19 October 2008

stop punching those keys, jack

There's a nice profile of the poet Gary Snyder in this week's Nueva Jorker (20 Oct). I don't have a huge affection for those who came to be known as the Beats, although I like some of it. I always put off reading Gary Snyder because of guilt by association. The profile points out that he himself was somewhat upset about this association, and annoyed at Kerouac (although annoyed in the ever so precise and peaceful way that someone who studied Zen can be annoyed), and in reality there wasn't a whole hell of a lot that they had in common other than some days of friendship spent together, and a notorious day of climbing a hill which Kerouac wrote about, only thinly disguising Snyder.
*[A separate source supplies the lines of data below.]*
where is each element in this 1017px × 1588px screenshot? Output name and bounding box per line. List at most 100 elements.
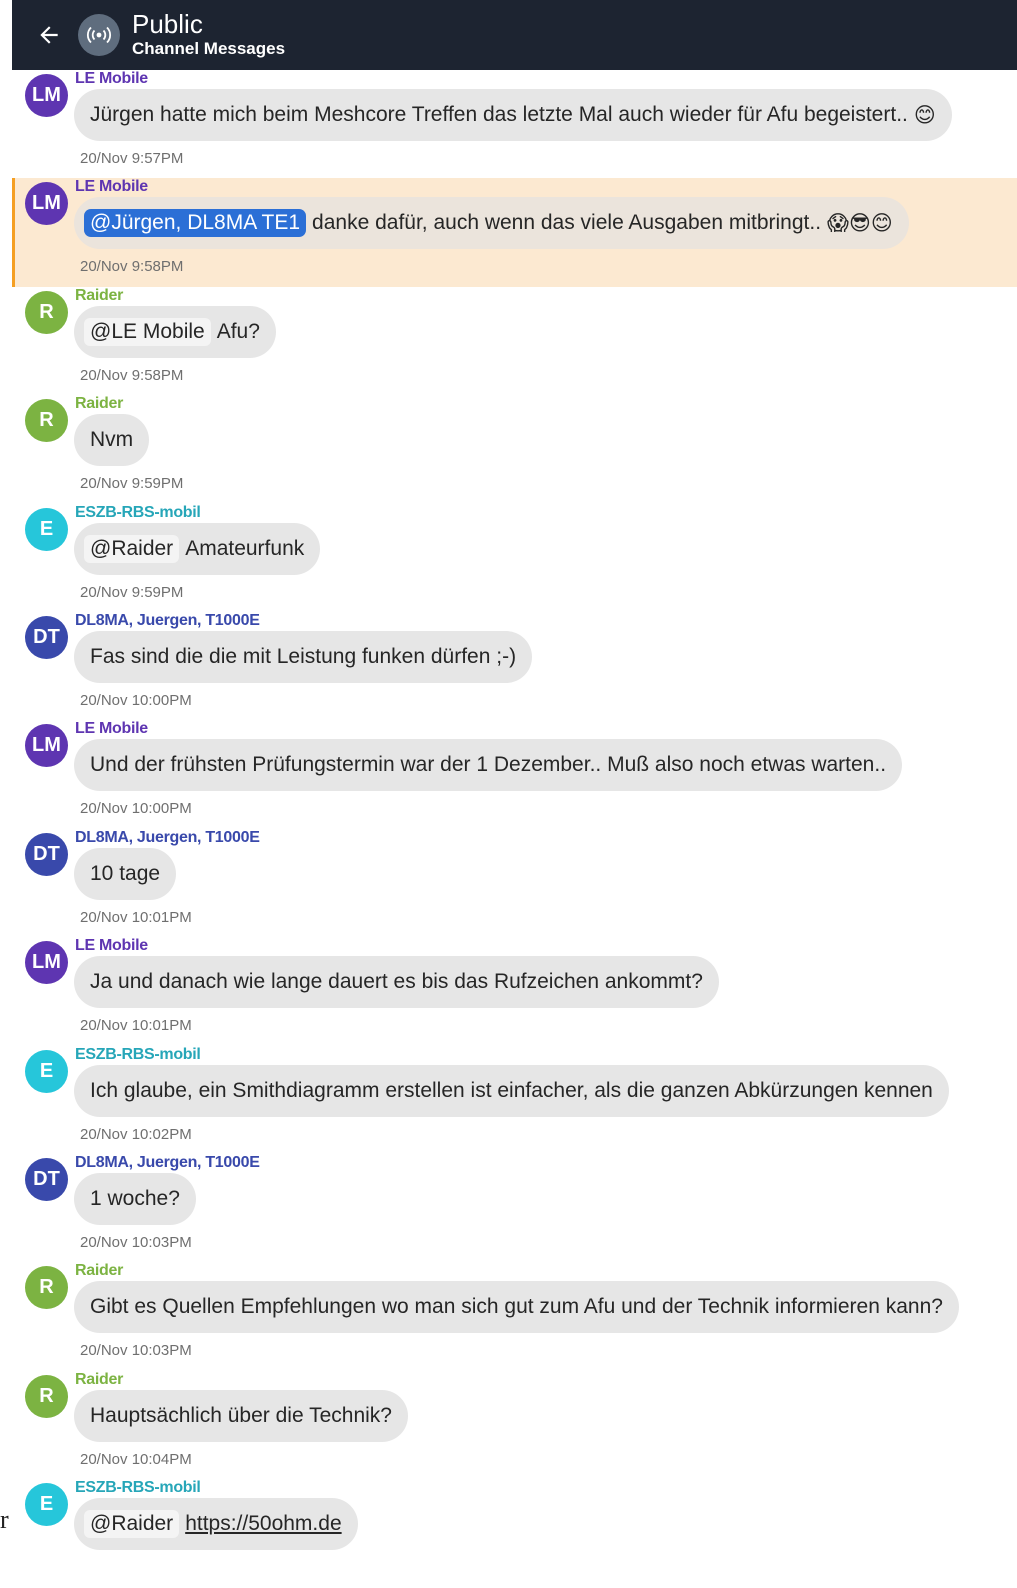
- emoji: 😱😎😊: [827, 211, 893, 236]
- message-bubble[interactable]: 1 woche?: [74, 1172, 196, 1225]
- message-item[interactable]: E ESZB-RBS-mobil @Raider https://50ohm.de: [12, 1479, 1017, 1587]
- mention-chip[interactable]: @LE Mobile: [84, 317, 211, 346]
- message-item[interactable]: DT DL8MA, Juergen, T1000E Fas sind die die…: [12, 612, 1017, 720]
- sender-name: Raider: [75, 286, 123, 304]
- sender-name: LE Mobile: [75, 178, 148, 196]
- message-text: Gibt es Quellen Empfehlungen wo man sich…: [90, 1295, 943, 1319]
- avatar[interactable]: E: [25, 1049, 68, 1093]
- timestamp: 20/Nov 10:02PM: [80, 1125, 192, 1143]
- avatar[interactable]: LM: [25, 941, 68, 985]
- sender-name: Raider: [75, 1370, 123, 1388]
- broadcast-icon: [87, 26, 111, 44]
- avatar[interactable]: R: [25, 290, 68, 334]
- message-text: Hauptsächlich über die Technik?: [90, 1403, 392, 1427]
- sender-name: Raider: [75, 1262, 123, 1280]
- sender-name: LE Mobile: [75, 720, 148, 738]
- channel-subtitle: Channel Messages: [132, 39, 286, 58]
- message-item[interactable]: E ESZB-RBS-mobil Ich glaube, ein Smithdiag…: [12, 1046, 1017, 1154]
- mention-chip[interactable]: @Raider: [84, 1510, 180, 1539]
- left-edge: [0, 0, 12, 1588]
- message-bubble[interactable]: Ich glaube, ein Smithdiagramm erstellen …: [74, 1064, 949, 1117]
- message-text: Und der frühsten Prüfungstermin war der …: [90, 753, 887, 777]
- message-bubble[interactable]: Jürgen hatte mich beim Meshcore Treffen …: [74, 89, 952, 141]
- sender-name: ESZB-RBS-mobil: [75, 1045, 201, 1063]
- avatar[interactable]: R: [25, 399, 68, 443]
- message-text: Amateurfunk: [185, 536, 305, 560]
- sender-name: DL8MA, Juergen, T1000E: [75, 611, 260, 629]
- channel-title: Public: [132, 9, 203, 39]
- message-item[interactable]: R Raider Hauptsächlich über die Technik? 20…: [12, 1371, 1017, 1479]
- avatar[interactable]: R: [25, 1374, 68, 1418]
- avatar[interactable]: LM: [25, 74, 68, 117]
- message-item[interactable]: DT DL8MA, Juergen, T1000E 10 tage 20/Nov 10…: [12, 829, 1017, 937]
- timestamp: 20/Nov 10:04PM: [80, 1450, 192, 1468]
- message-item[interactable]: R Raider Nvm 20/Nov 9:59PM: [12, 395, 1017, 503]
- message-item[interactable]: R Raider Gibt es Quellen Empfehlungen wo m…: [12, 1262, 1017, 1370]
- message-text: 10 tage: [90, 861, 161, 885]
- timestamp: 20/Nov 10:03PM: [80, 1342, 192, 1360]
- timestamp: 20/Nov 9:57PM: [80, 150, 184, 167]
- message-item[interactable]: LM LE Mobile Jürgen hatte mich beim Meshco…: [12, 70, 1017, 178]
- emoji: 😊: [913, 103, 936, 127]
- message-text: Ja und danach wie lange dauert es bis da…: [90, 970, 703, 994]
- message-bubble[interactable]: @Raider https://50ohm.de: [74, 1498, 358, 1551]
- header-titles: Public Channel Messages: [132, 10, 285, 60]
- message-bubble[interactable]: Hauptsächlich über die Technik?: [74, 1389, 408, 1442]
- sender-name: LE Mobile: [75, 70, 148, 87]
- channel-avatar: [78, 14, 120, 56]
- message-bubble[interactable]: @LE Mobile Afu?: [74, 305, 276, 358]
- message-text: Nvm: [90, 428, 134, 452]
- message-text: Afu?: [216, 319, 260, 343]
- message-bubble[interactable]: Ja und danach wie lange dauert es bis da…: [74, 956, 719, 1009]
- message-bubble[interactable]: Gibt es Quellen Empfehlungen wo man sich…: [74, 1281, 959, 1334]
- message-text: Ich glaube, ein Smithdiagramm erstellen …: [90, 1078, 933, 1102]
- avatar[interactable]: E: [25, 507, 68, 551]
- message-bubble[interactable]: Und der frühsten Prüfungstermin war der …: [74, 739, 903, 792]
- avatar[interactable]: E: [25, 1483, 68, 1527]
- mention-chip[interactable]: @Raider: [84, 534, 180, 563]
- message-item[interactable]: R Raider @LE Mobile Afu? 20/Nov 9:58PM: [12, 287, 1017, 395]
- message-text: 1 woche?: [90, 1186, 180, 1210]
- sender-name: DL8MA, Juergen, T1000E: [75, 828, 260, 846]
- sender-name: Raider: [75, 395, 123, 413]
- message-bubble[interactable]: @Raider Amateurfunk: [74, 522, 321, 575]
- avatar[interactable]: LM: [25, 724, 68, 768]
- mention-chip[interactable]: @Jürgen, DL8MA TE1: [84, 209, 307, 238]
- sender-name: ESZB-RBS-mobil: [75, 1479, 201, 1497]
- top-app-bar: Public Channel Messages: [12, 0, 1017, 70]
- message-link[interactable]: https://50ohm.de: [185, 1512, 341, 1536]
- timestamp: 20/Nov 10:00PM: [80, 800, 192, 818]
- avatar[interactable]: LM: [25, 182, 68, 226]
- avatar[interactable]: R: [25, 1266, 68, 1310]
- message-list[interactable]: LM LE Mobile Jürgen hatte mich beim Meshco…: [12, 70, 1017, 1587]
- avatar[interactable]: DT: [25, 1157, 68, 1201]
- message-bubble[interactable]: Nvm: [74, 414, 150, 467]
- message-text: danke dafür, auch wenn das viele Ausgabe…: [312, 211, 822, 235]
- message-item[interactable]: LM LE Mobile @Jürgen, DL8MA TE1 danke dafür…: [12, 178, 1017, 287]
- message-text: Fas sind die die mit Leistung funken dür…: [90, 644, 517, 668]
- timestamp: 20/Nov 9:59PM: [80, 583, 184, 601]
- sender-name: DL8MA, Juergen, T1000E: [75, 1153, 260, 1171]
- timestamp: 20/Nov 9:59PM: [80, 475, 184, 493]
- avatar[interactable]: DT: [25, 615, 68, 659]
- timestamp: 20/Nov 10:01PM: [80, 1017, 192, 1035]
- message-bubble[interactable]: @Jürgen, DL8MA TE1 danke dafür, auch wenn…: [74, 197, 909, 250]
- clipped-text: r: [0, 1505, 9, 1534]
- message-text: Jürgen hatte mich beim Meshcore Treffen …: [90, 103, 908, 126]
- message-bubble[interactable]: Fas sind die die mit Leistung funken dür…: [74, 630, 533, 683]
- arrow-left-icon: [40, 26, 58, 44]
- message-item[interactable]: LM LE Mobile Ja und danach wie lange dauer…: [12, 937, 1017, 1045]
- timestamp: 20/Nov 10:00PM: [80, 691, 192, 709]
- message-bubble[interactable]: 10 tage: [74, 847, 177, 900]
- timestamp: 20/Nov 9:58PM: [80, 258, 184, 276]
- avatar[interactable]: DT: [25, 832, 68, 876]
- message-item[interactable]: LM LE Mobile Und der frühsten Prüfungsterm…: [12, 720, 1017, 828]
- back-button[interactable]: [34, 20, 64, 50]
- sender-name: ESZB-RBS-mobil: [75, 503, 201, 521]
- timestamp: 20/Nov 9:58PM: [80, 366, 184, 384]
- timestamp: 20/Nov 10:01PM: [80, 908, 192, 926]
- message-item[interactable]: E ESZB-RBS-mobil @Raider Amateurfunk 20/Nov …: [12, 504, 1017, 612]
- timestamp: 20/Nov 10:03PM: [80, 1233, 192, 1251]
- sender-name: LE Mobile: [75, 937, 148, 955]
- message-item[interactable]: DT DL8MA, Juergen, T1000E 1 woche? 20/Nov 1…: [12, 1154, 1017, 1262]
I've always mistrusted the accuracy of labels on literary movements that are invented after the fact for our convenience (or, for example, the comically short-sighted way Pound came up with the name Modernism). Sartre and Camus as existentialists, for example. They were different enough to have a fued and break off their friendship, so there may have been a trend or some similarities, but to group them together is just laziness. 

So I'm looking forward to reading some Snyder. I have an intuition that he may be similar to A. R. Ammons, although I have serious doubts whether anyone can outverse Ammons, one of the most pleasurable poets I've ever read. We shall see.